Tangy Tomato And Vinegar Braised Cabbage Rolls

Tangy Tomato And Vinegar Braised Cabbage Rolls

Ingredients:

  • 1 large head of cabbage
  • 2 cups cooked rice
  • 1 cup finely chopped mushrooms
  • 1/2 cup diced onions
  • 2 garlic cloves, minced
  • 1 cup tomato sauce
  • 1/4 cup vinegar (apple cider or white)
  • 2 tablespoons olive oil
  • 1 teaspoon dried thyme
  • Salt and pepper to taste

Instructions:

  • Preheat the oven to 350°F (175°C).
  • Prepare the cabbage: Remove the core from the cabbage. Boil the whole head in a large pot until the leaves are tender. Cool and separate the leaves gently.
  • In a pan, heat olive oil. Sauté onions, garlic, and mushrooms until soft. Mix in cooked rice, thyme, salt, and pepper.
  • Take each cabbage leaf and place a spoonful of the rice mixture in the center. Roll tightly, tucking in sides.
  • Place the rolls seam-side down in a baking dish.
  • In a bowl, mix tomato sauce and vinegar together. Pour sauce over the cabbage rolls.
  • Cover with aluminum foil and bake for 45 minutes. Remove the foil and bake for another 15 minutes to let the top brown a bit.
  • Allow to cool slightly before serving. Enjoy the tangy and flavorful rolls!

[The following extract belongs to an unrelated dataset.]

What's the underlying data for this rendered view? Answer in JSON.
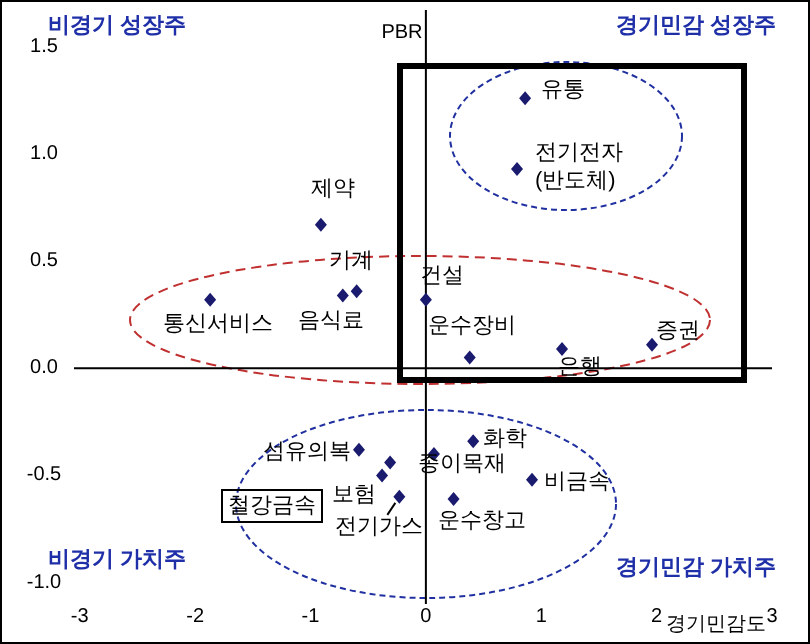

Balsamic Glazed Portobello Mushroom Burgers

Balsamic Glazed Portobello Mushroom Burgers

Ingredients:

  • 4 large Portobello mushrooms
  • 1/4 cup balsamic vinegar
  • 2 tablespoons olive oil
  • 2 tablespoons soy sauce
  • 1 tablespoon maple syrup
  • 1 teaspoon garlic powder
  • Salt and pepper to taste
  • 4 burger buns
  • Lettuce leaves
  • Tomato slices
  • Red onion slices
  • Vegan mayo or favorite burger sauce

Instructions:

  • Clean the mushrooms and remove stems.
  • Mix balsamic vinegar, olive oil, soy sauce, maple syrup, garlic powder, salt, and pepper in a bowl.
  • Place mushrooms in a shallow dish, pour marinade over them, and let sit for at least 30 minutes.
  • Heat a grill or skillet over medium heat. Cook mushrooms for 5-7 minutes on each side, basting with extra marinade.
  • Toast the buns if desired. Spread vegan mayo on the buns, add lettuce, tomato, and red onion, then place the cooked mushrooms on top.
  • Put the top bun on the mushroom and enjoy your burger!